10 de maio de 2004

O país excita-se à segunda-feira

Sendo segunda-feira, contra o que é habitual, o país não foi hoje acordando aos poucos, bocejando, esfregando os olhos e atascando-se aos lençóis por mais dez minutos neste Maio de desconseguida primavera que, sem ser, está quase a chegar a já era. Mais, o país não acordou intranquilo. Ainda madrugada, mal o sol ameaçava despontar a oriente, como um poema do Sr Carlos Drumond de Andrade, a televisão sarnenta do ministro Sarmento espalhava jovens repórteres sonolentas e de fraldas às portas do tribunal, da juíza e dos arguidos. O país acordava excitado. A segunda-feira deixa, assim, de ser preenchida com o futebol da véspera, com os que sobem, com os que descem e com a qualidade do material de que se fazem os apitos dos árbitros. As vendas dos jornais desportivos desceram, as tiragens caíram e as empresas anunciam a eminência da crise e da tanga.

O dia, mesmo antes de começar, é dominado pelo debate instrutório do processo Casa Pia, como se disso dependesse o futuro de tudo, mesmo o do debate e o do processo. A televisão que pagamos para que o governo se sirva, elege o tema como o assunto do dia e, talvez por dificuldades financeiras, não comete a responsabilidade da reportagem a relatores mais experientes e mais expansivos como o Sr Jorge Perestrelo. O que é pena porque o realismo seria outro e cada golo na baliza do adversário seria saudado com um grito de cinco minutos de duração, três metros cúbicos de ar expirado e trinta e dois pontapés, em falso, para o lado.

Mais e melhor do que meia dúzia de Sherlock Holmes, fica-se a saber a que horas alguns dos arguidos deram banho ao cão, trataram da sua higiene diária, se permitiram soltar um sonoro peido matinal em si bemol e abriram os braços, espreguiçando-se. Divulga-se a cor rosa da roupa interior que a juíza usa e não se lhe revela a marca por causa da publicidade gratuita.
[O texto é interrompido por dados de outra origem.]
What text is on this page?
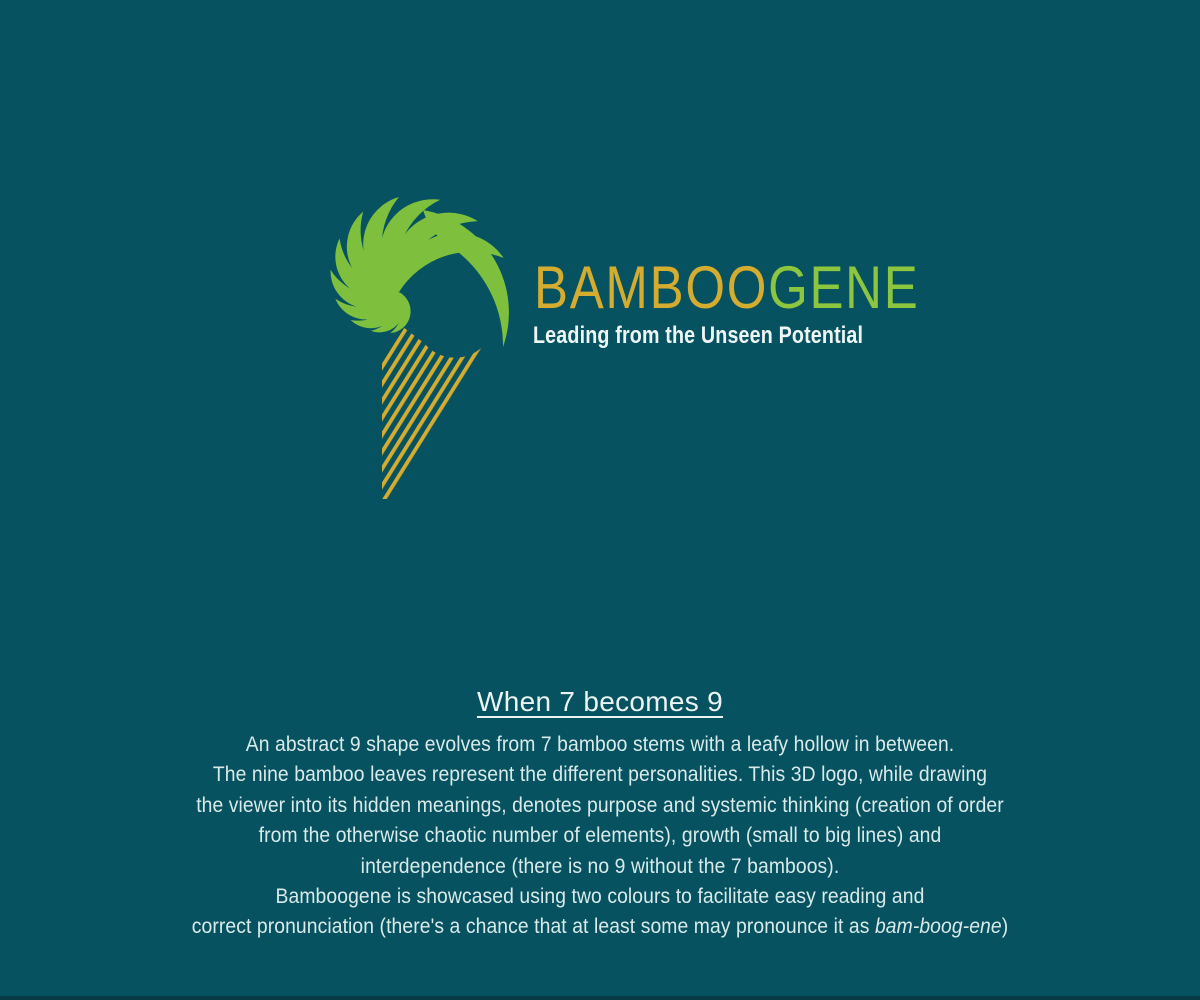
BAMBOOGENE
Leading from the Unseen Potential
When 7 becomes 9
An abstract 9 shape evolves from 7 bamboo stems with a leafy hollow in between.
The nine bamboo leaves represent the different personalities. This 3D logo, while drawing
the viewer into its hidden meanings, denotes purpose and systemic thinking (creation of order
from the otherwise chaotic number of elements), growth (small to big lines) and
interdependence (there is no 9 without the 7 bamboos).
Bamboogene is showcased using two colours to facilitate easy reading and
correct pronunciation (there's a chance that at least some may pronounce it as bam-boog-ene)
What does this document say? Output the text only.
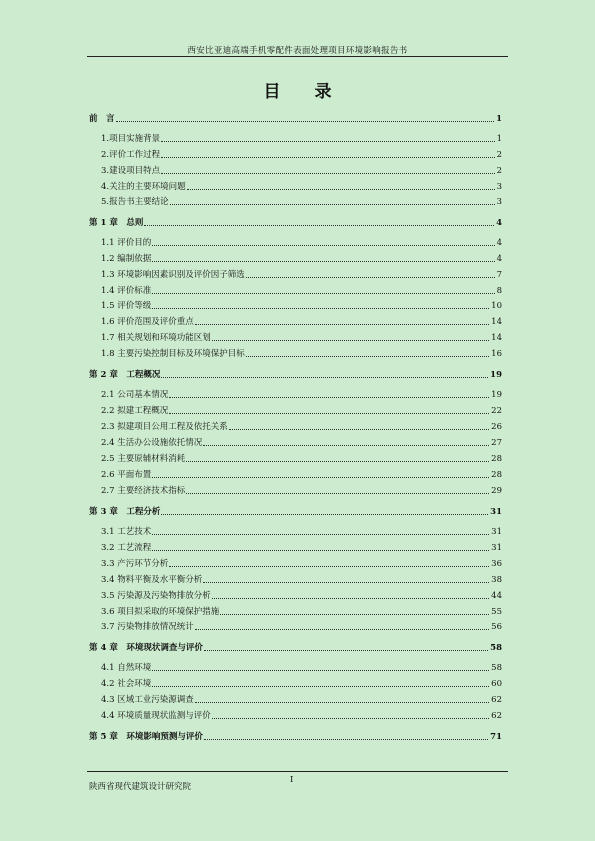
西安比亚迪高端手机零配件表面处理项目环境影响报告书
目 录
前　言	1
1.项目实施背景	1
2.评价工作过程	2
3.建设项目特点	2
4.关注的主要环境问题	3
5.报告书主要结论	3
第 1 章　总则	4
1.1 评价目的	4
1.2 编制依据	4
1.3 环境影响因素识别及评价因子筛选	7
1.4 评价标准	8
1.5 评价等级	10
1.6 评价范围及评价重点	14
1.7 相关规划和环境功能区划	14
1.8 主要污染控制目标及环境保护目标	16
第 2 章　工程概况	19
2.1 公司基本情况	19
2.2 拟建工程概况	22
2.3 拟建项目公用工程及依托关系	26
2.4 生活办公设施依托情况	27
2.5 主要原辅材料消耗	28
2.6 平面布置	28
2.7 主要经济技术指标	29
第 3 章　工程分析	31
3.1 工艺技术	31
3.2 工艺流程	31
3.3 产污环节分析	36
3.4 物料平衡及水平衡分析	38
3.5 污染源及污染物排放分析	44
3.6 项目拟采取的环境保护措施	55
3.7 污染物排放情况统计	56
第 4 章　环境现状调查与评价	58
4.1 自然环境	58
4.2 社会环境	60
4.3 区域工业污染源调查	62
4.4 环境质量现状监测与评价	62
第 5 章　环境影响预测与评价	71
I
陕西省现代建筑设计研究院
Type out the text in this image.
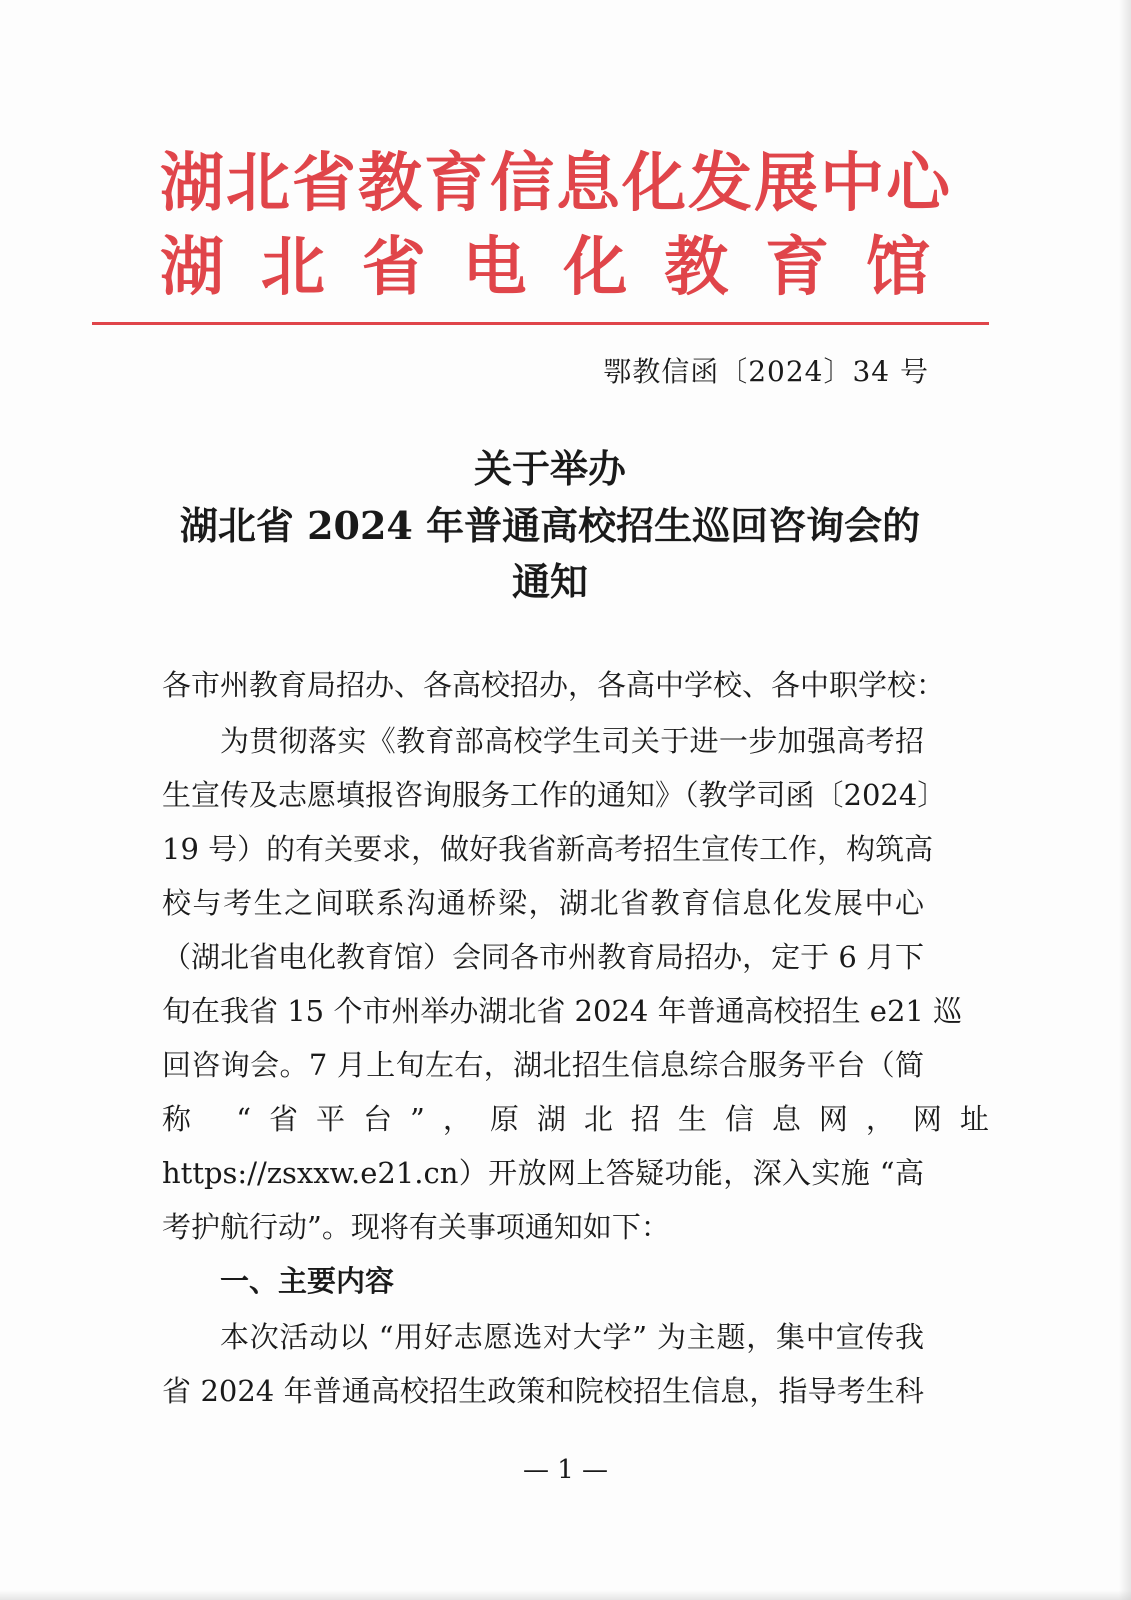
湖北省教育信息化发展中心
湖 北 省 电 化 教 育 馆
鄂教信函〔2024〕34 号
关于举办
湖北省 2024 年普通高校招生巡回咨询会的
通知
各市州教育局招办、各高校招办，各高中学校、各中职学校：
为贯彻落实《教育部高校学生司关于进一步加强高考招
生宣传及志愿填报咨询服务工作的通知》（教学司函〔2024〕
19 号）的有关要求，做好我省新高考招生宣传工作，构筑高
校与考生之间联系沟通桥梁，湖北省教育信息化发展中心
（湖北省电化教育馆）会同各市州教育局招办，定于 6 月下
旬在我省 15 个市州举办湖北省 2024 年普通高校招生 e21 巡
回咨询会。7 月上旬左右，湖北招生信息综合服务平台（简
称 “省平台”，原湖北招生信息网，网址
https://zsxxw.e21.cn）开放网上答疑功能，深入实施 “高
考护航行动”。现将有关事项通知如下：
一、主要内容
本次活动以 “用好志愿选对大学” 为主题，集中宣传我
省 2024 年普通高校招生政策和院校招生信息，指导考生科
— 1 —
Mas sabe-se-lhe o corte do fato e a altura dos saltos dos sapatos, o tipo de carteira que carrega e que objectos amontoou lá dentro. Espreitam-se-lhe os cartões de crédito e as facturas para pagar que espreitam sorrateiramente dos bolsos.

À porta do tribunal uma garota, coitada, esganiça a voz, explode, entra em transe, declama o código penal como se fosse a Ode Marítima dita de fio a pavio pelo próprio Fernando António Nogueira Pessoa, depois de uma noite tempestuosa em que choveu bagaço e o mesmo sobrou escorrendo, tumultuoso, pelas sarjetas. Os automóveis, diz, entram no tribunal a grande velocidade sem que ela reconheça quem transportam. Mais difícil ainda, sem que se esbarrem contra as paredes de entrada da garagem e sem que saiam pelo outro lado do edifício por falta de espaço para se imobilizarem. Em contravenção do código da estrada!

Diligente, estudiosa, licenciada com nota alta, sabe tudo. Preparou tudo, estudou tudo. Quem vai estar presente e quem vai estar ausente, por não ser necessário. Quem fala primeiro, quem fale no meio, quem fala por último. A que horas é o intervalo para almoço, a duração que terá e qual será a ementa, além do caldo verde. Inquire os defensores que vão chegando sobre a estratégia. Alguns, brilhantes, referem-lhe a estratégia da verdade contra a estratégia da mentira. Outros, também brilhantes, preferem a estratégia da mentira contra a estratégia da verdade. As poucas empregadas domésticas que Bruxelas ainda tolera ao país desenvolvido, roem as unhas até ao sabugo, torcem o pano do pó, deixam cair gotas de lixívia nas carpetes e contorcem-se enquanto apertam as pernas, com a bexiga a transbordar. Enquanto sonham ver, como no Big Brother, aparecer um dos arguidos usando apenas umas boxers com passarinhos estampados na carcela.